Persyaratan lain tersebut seperti identitas pemohon, akta pendirian badan usaha, nama, sumber, karakteristik, dan
jumlah limbah B3 yang akan dikelola, serta dokumen-dokumen lain yang berkaitan dengan kegiatan pengelolaan
dimaksud.
Seperti kegiatan pemanfaatan dan pengolahan, harus dilakukan uji coba kegiatan pemanfaatan dan pengolahan
limbah B3 tersebut. Juga, izin pengolahan sulit untuk didapatkan industri karena harus mengubah AMDAL, dll.
KENDALA PERIZINAN PENGELOLAAN LIMBAH B3
REKAP KENDALA YANG DIHADAPI INDUSTRI
PERIZINAN
Pengajuan izin pengelolaan (pemanfaatan, penyimpanan, penimbunan, pengolahan) limbah B3
sangat sulit dan perlu proses yang sangat lama. Hal ini juga disebabkan oleh uji coba kegiatan
pemanfaatan limbah B3 yang harus dilakukan tiap entity perusahaan sehingga membutuhkan waktu
tersendiri lagi.
LABORATORIUM
Pengujian laboratorium (sebagai salah satu persyaratan izin) sangat mahal dan lama.
Sulit mencari laboratorium yang terakreditasi dan kredibel.
Kualitas batubara berubah-ubah, tergantung supplier, cuaca, dll mempengaruhi hasil pengujian
PENYERAHAN FABA KE PIHAK KETIGA
Biaya pengelolaan FABA oleh pihak ketiga cenderung naik dari tahun ke tahun.
Sulit mencari vendor yang memiliki izin lengkap.
Prosedur berbelit-belit dan banyak pihak nakal.
Kendala teknis seperti transporter yang tidak sesuai jadwal, dll.
KESIMPULAN DAN
REKOMENDASI
KESIMPULAN
1. Dengan kondisi rate pemanfaatan FABA di Indonesia yang masih sekitar 0 – 0,96% untuk fly ash dan 0,05 – 1,98%
untuk bottom ash, maka izin pemanfaatan FABA di Indonesia harus dipermudah dan waktu proses izin
dipersingkat, serta dibutuhkan terobosan kebijakan untuk dapat dilakukan pemanfaatan lintas entity sehingga
peluang pemanfaatan FABA lebih luas dan dapat dimanfaatkan secara optimal untuk berbagai kegunaan.

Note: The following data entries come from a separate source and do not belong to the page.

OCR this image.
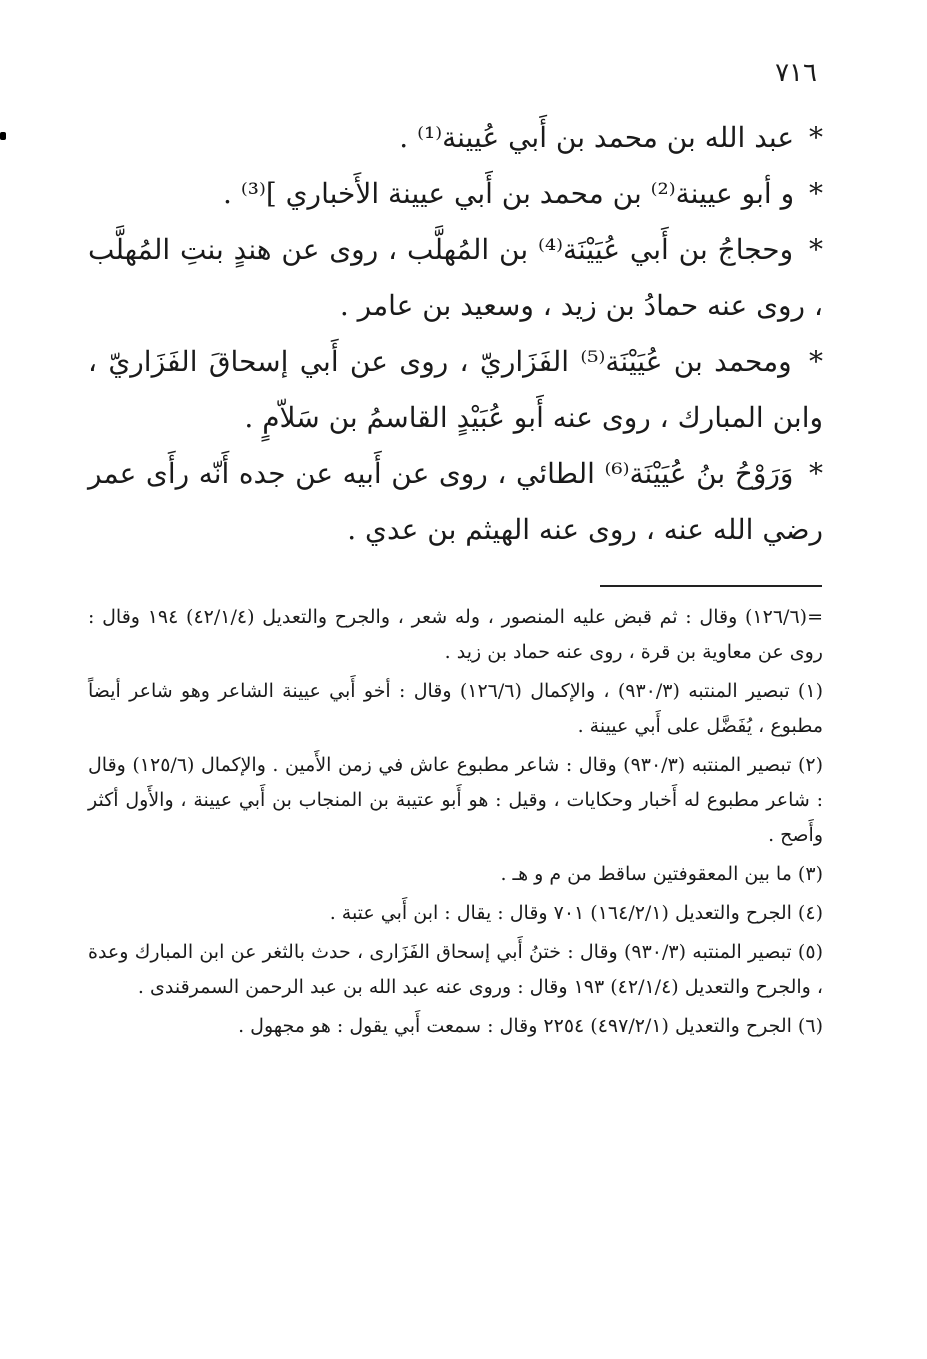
٧١٦

* عبد الله بن محمد بن أَبي عُيينة⁽¹⁾ .

* و أبو عيينة⁽²⁾ بن محمد بن أَبي عيينة الأَخباري ]⁽³⁾ .

* وحجاجُ بن أَبي عُيَيْنَة⁽⁴⁾ بن المُهلَّب ، روى عن هندٍ بنتِ المُهلَّب ، روى عنه حمادُ بن زيد ، وسعيد بن عامر .

* ومحمد بن عُيَيْنَة⁽⁵⁾ الفَزَاريّ ، روى عن أَبي إسحاقَ الفَزَاريّ ، وابن المبارك ، روى عنه أَبو عُبَيْدٍ القاسمُ بن سَلاّمٍ .

* وَرَوْحُ بنُ عُيَيْنَة⁽⁶⁾ الطائي ، روى عن أَبيه عن جده أَنّه رأَى عمر رضي الله عنه ، روى عنه الهيثم بن عدي .

=(١٢٦/٦) وقال : ثم قبض عليه المنصور ، وله شعر ، والجرح والتعديل (٤٢/١/٤) ١٩٤ وقال : روى عن معاوية بن قرة ، روى عنه حماد بن زيد .

(١) تبصير المنتبه (٩٣٠/٣) ، والإكمال (١٢٦/٦) وقال : أخو أَبي عيينة الشاعر وهو شاعر أيضاً مطبوع ، يُفَضَّل على أَبي عيينة .

(٢) تبصير المنتبه (٩٣٠/٣) وقال : شاعر مطبوع عاش في زمن الأَمين . والإكمال (١٢٥/٦) وقال : شاعر مطبوع له أَخبار وحكايات ، وقيل : هو أَبو عتيبة بن المنجاب بن أَبي عيينة ، والأَول أكثر وأَصح .

(٣) ما بين المعقوفتين ساقط من م و هـ .

(٤) الجرح والتعديل (١٦٤/٢/١) ٧٠١ وقال : يقال : ابن أَبي عتبة .

(٥) تبصير المنتبه (٩٣٠/٣) وقال : ختنُ أَبي إسحاق الفَزَارى ، حدث بالثغر عن ابن المبارك وعدة ، والجرح والتعديل (٤٢/١/٤) ١٩٣ وقال : وروى عنه عبد الله بن عبد الرحمن السمرقندى .

(٦) الجرح والتعديل (٤٩٧/٢/١) ٢٢٥٤ وقال : سمعت أَبي يقول : هو مجهول .
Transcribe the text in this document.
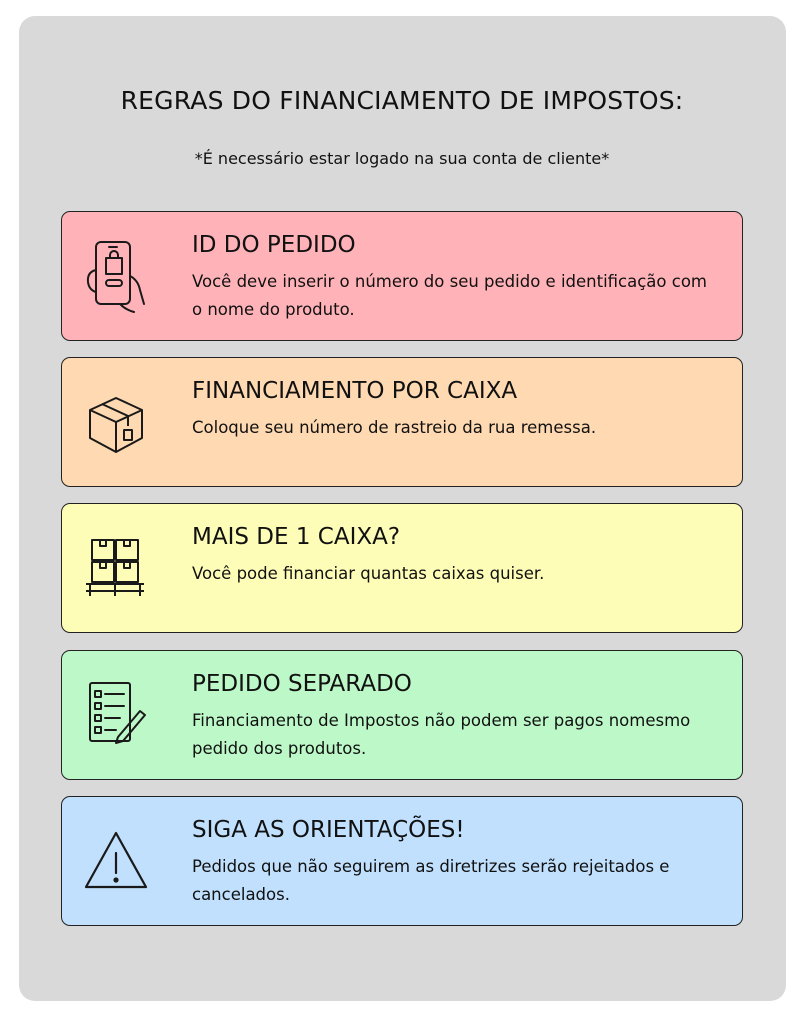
REGRAS DO FINANCIAMENTO DE IMPOSTOS:
*É necessário estar logado na sua conta de cliente*
ID DO PEDIDO
Você deve inserir o número do seu pedido e identificação com o nome do produto.
FINANCIAMENTO POR CAIXA
Coloque seu número de rastreio da rua remessa.
MAIS DE 1 CAIXA?
Você pode financiar quantas caixas quiser.
PEDIDO SEPARADO
Financiamento de Impostos não podem ser pagos nomesmo pedido dos produtos.
SIGA AS ORIENTAÇÕES!
Pedidos que não seguirem as diretrizes serão rejeitados e cancelados.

2. Hasil uji karakteristik mudah meledak, mudah menyala, reaktif, infeksius, dan/atau korosif, uji toksikologi LD50, serta
TCLP dari beberapa uji petik kegiatan industri menunjukkan bahwa FABA tersebut telah memenuhi baku
mutu/ambang batas persyaratan, seperti yang tercantum dalam PP No. 101 Tahun 2014. Sedangkan untuk uji
toksikologi subkronis terkendala oleh jumlah laboratorium terakreditasi yang sangat terbatas jumlahnya.

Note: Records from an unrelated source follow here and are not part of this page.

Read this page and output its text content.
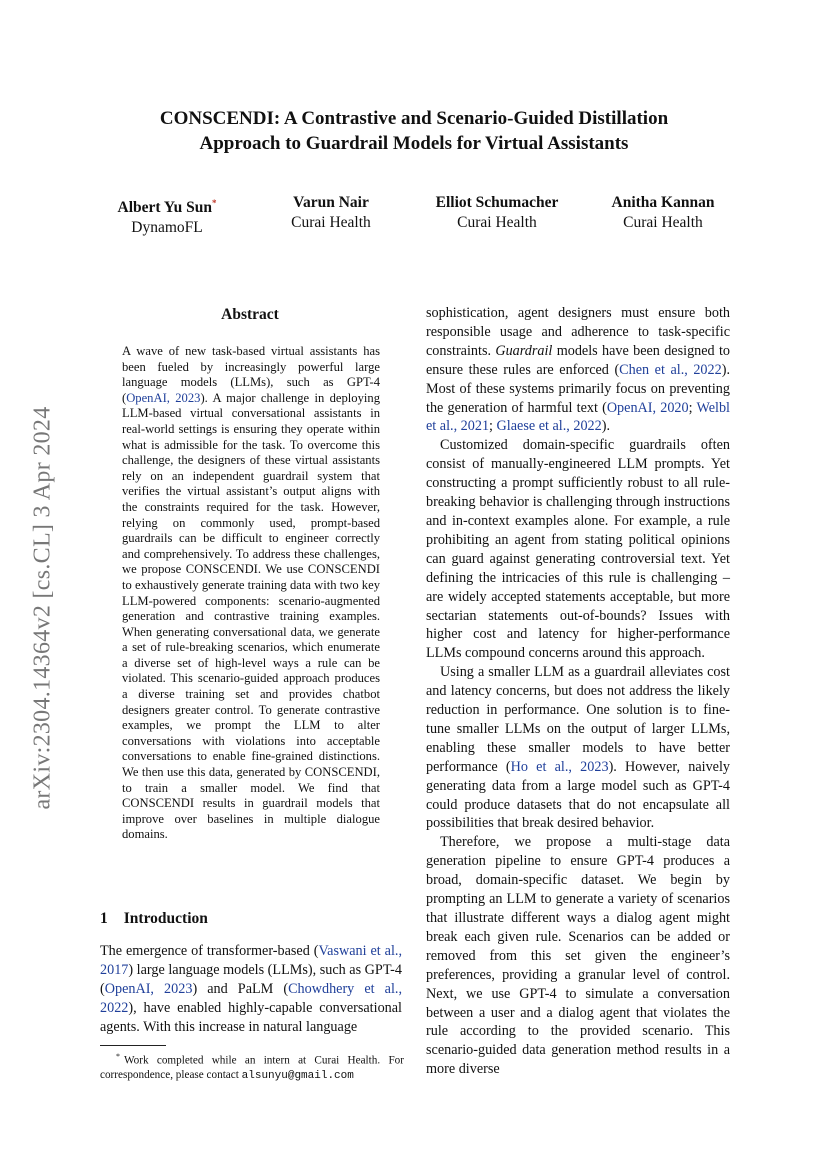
arXiv:2304.14364v2 [cs.CL] 3 Apr 2024
CONSCENDI: A Contrastive and Scenario-Guided Distillation
Approach to Guardrail Models for Virtual Assistants
Albert Yu Sun*
DynamoFL
Varun Nair
Curai Health
Elliot Schumacher
Curai Health
Anitha Kannan
Curai Health
Abstract
A wave of new task-based virtual assistants has been fueled by increasingly powerful large language models (LLMs), such as GPT-4 (OpenAI, 2023). A major challenge in deploying LLM-based virtual conversational assistants in real-world settings is ensuring they operate within what is admissible for the task. To overcome this challenge, the designers of these virtual assistants rely on an independent guardrail system that verifies the virtual assistant’s output aligns with the constraints required for the task. However, relying on commonly used, prompt-based guardrails can be difficult to engineer correctly and comprehensively. To address these challenges, we propose CONSCENDI. We use CONSCENDI to exhaustively generate training data with two key LLM-powered components: scenario-augmented generation and contrastive training examples. When generating conversational data, we generate a set of rule-breaking scenarios, which enumerate a diverse set of high-level ways a rule can be violated. This scenario-guided approach produces a diverse training set and provides chatbot designers greater control. To generate contrastive examples, we prompt the LLM to alter conversations with violations into acceptable conversations to enable fine-grained distinctions. We then use this data, generated by CONSCENDI, to train a smaller model. We find that CONSCENDI results in guardrail models that improve over baselines in multiple dialogue domains.
1 Introduction
The emergence of transformer-based (Vaswani et al., 2017) large language models (LLMs), such as GPT-4 (OpenAI, 2023) and PaLM (Chowdhery et al., 2022), have enabled highly-capable conversational agents. With this increase in natural language
* Work completed while an intern at Curai Health. For correspondence, please contact alsunyu@gmail.com

sophistication, agent designers must ensure both responsible usage and adherence to task-specific constraints. Guardrail models have been designed to ensure these rules are enforced (Chen et al., 2022). Most of these systems primarily focus on preventing the generation of harmful text (OpenAI, 2020; Welbl et al., 2021; Glaese et al., 2022).

Customized domain-specific guardrails often consist of manually-engineered LLM prompts. Yet constructing a prompt sufficiently robust to all rule-breaking behavior is challenging through instructions and in-context examples alone. For example, a rule prohibiting an agent from stating political opinions can guard against generating controversial text. Yet defining the intricacies of this rule is challenging – are widely accepted statements acceptable, but more sectarian statements out-of-bounds? Issues with higher cost and latency for higher-performance LLMs compound concerns around this approach.

Using a smaller LLM as a guardrail alleviates cost and latency concerns, but does not address the likely reduction in performance. One solution is to fine-tune smaller LLMs on the output of larger LLMs, enabling these smaller models to have better performance (Ho et al., 2023). However, naively generating data from a large model such as GPT-4 could produce datasets that do not encapsulate all possibilities that break desired behavior.

Therefore, we propose a multi-stage data generation pipeline to ensure GPT-4 produces a broad, domain-specific dataset. We begin by prompting an LLM to generate a variety of scenarios that illustrate different ways a dialog agent might break each given rule. Scenarios can be added or removed from this set given the engineer’s preferences, providing a granular level of control. Next, we use GPT-4 to simulate a conversation between a user and a dialog agent that violates the rule according to the provided scenario. This scenario-guided data generation method results in a more diverse
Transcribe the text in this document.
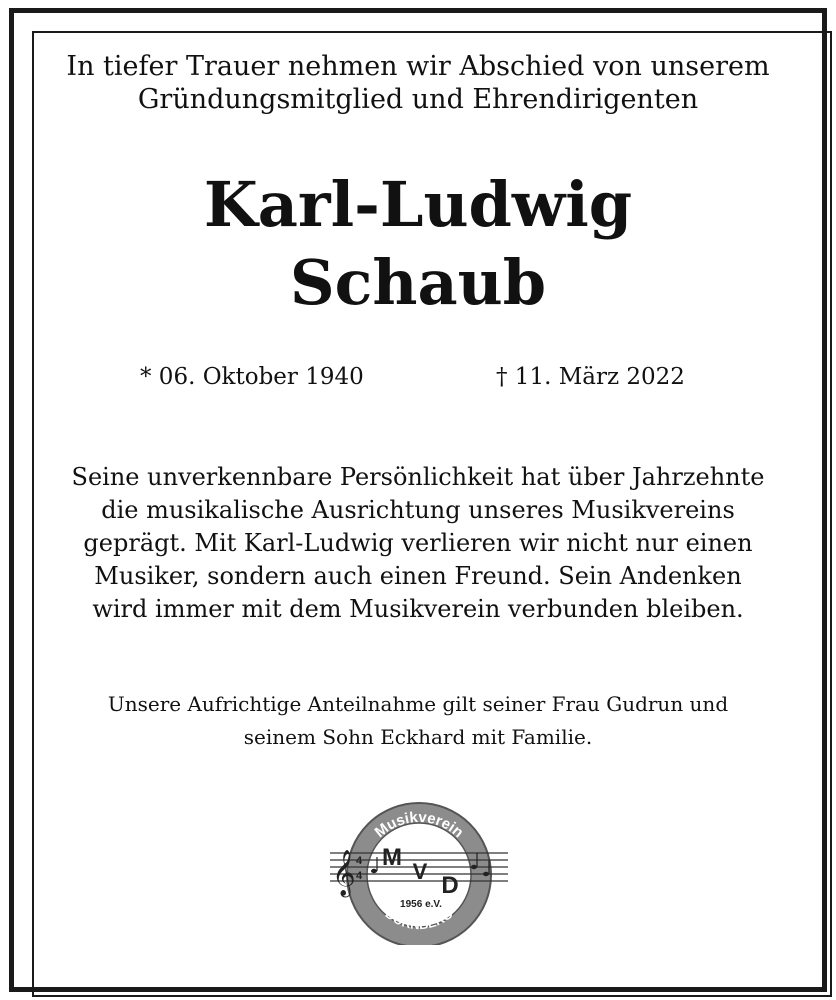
In tiefer Trauer nehmen wir Abschied von unserem
Gründungsmitglied und Ehrendirigenten
Karl-Ludwig
Schaub
* 06. Oktober 1940	† 11. März 2022
Seine unverkennbare Persönlichkeit hat über Jahrzehnte
die musikalische Ausrichtung unseres Musikvereins
geprägt. Mit Karl-Ludwig verlieren wir nicht nur einen
Musiker, sondern auch einen Freund. Sein Andenken
wird immer mit dem Musikverein verbunden bleiben.
Unsere Aufrichtige Anteilnahme gilt seiner Frau Gudrun und
seinem Sohn Eckhard mit Familie.
Musikverein
DÖRNBERG
𝄞 4
4
M
V
D
1956 e.V.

3. Uji laboratorium dan uji coba pemanfaatan dilakukan berdasarkan kelompok industri yang sejenis.
4. Kegiatan-kegiatan pemanfaatan FABA dapat dilakukan berdasarkan referensi-referensi yang sudah ada di dalam
maupun luar negeri.
5. Permen LHK P.10/2020 belum menyelesaikan masalah bagi industri, karena:
a. Proses penyusunannya tidak melibatkan semua pemangku kepentingan, dalam hal ini pelaku kegiatan
usaha/asosiasi industri.
b. Definisi Fly Ash tidak sesuai dengan PP No. 101 Tahun 2014 serta di Permen tidak mengatur Bottom Ash.
c. Permen ini mengatur/membatasi hal-hal yang bersifat teknis, seperti karakteristik bahan bakar, tipe boiler, dan pola
operasi pemakaian boiler. Serta ada tambahan pengujian total konsentrasi logam berat.
REKOMENDASI
Kebijakan pengelolaan limbah dalam kaitannya untuk melakukan
Delisting FABA dari Tabel 4 Lampiran I PP No. 101 Tahun 2014
merupakan suatu terobosan hukum yang dapat dilakukan, tanpa
harus mengubah batang tubuh PP No. 101 Tahun 2014, tetapi hanya
mengubah Tabel 4 Lampiran I PP No. 101 Tahun 2014 dengan
mengeluarkan FABA dari daftar limbah B3 tersebut.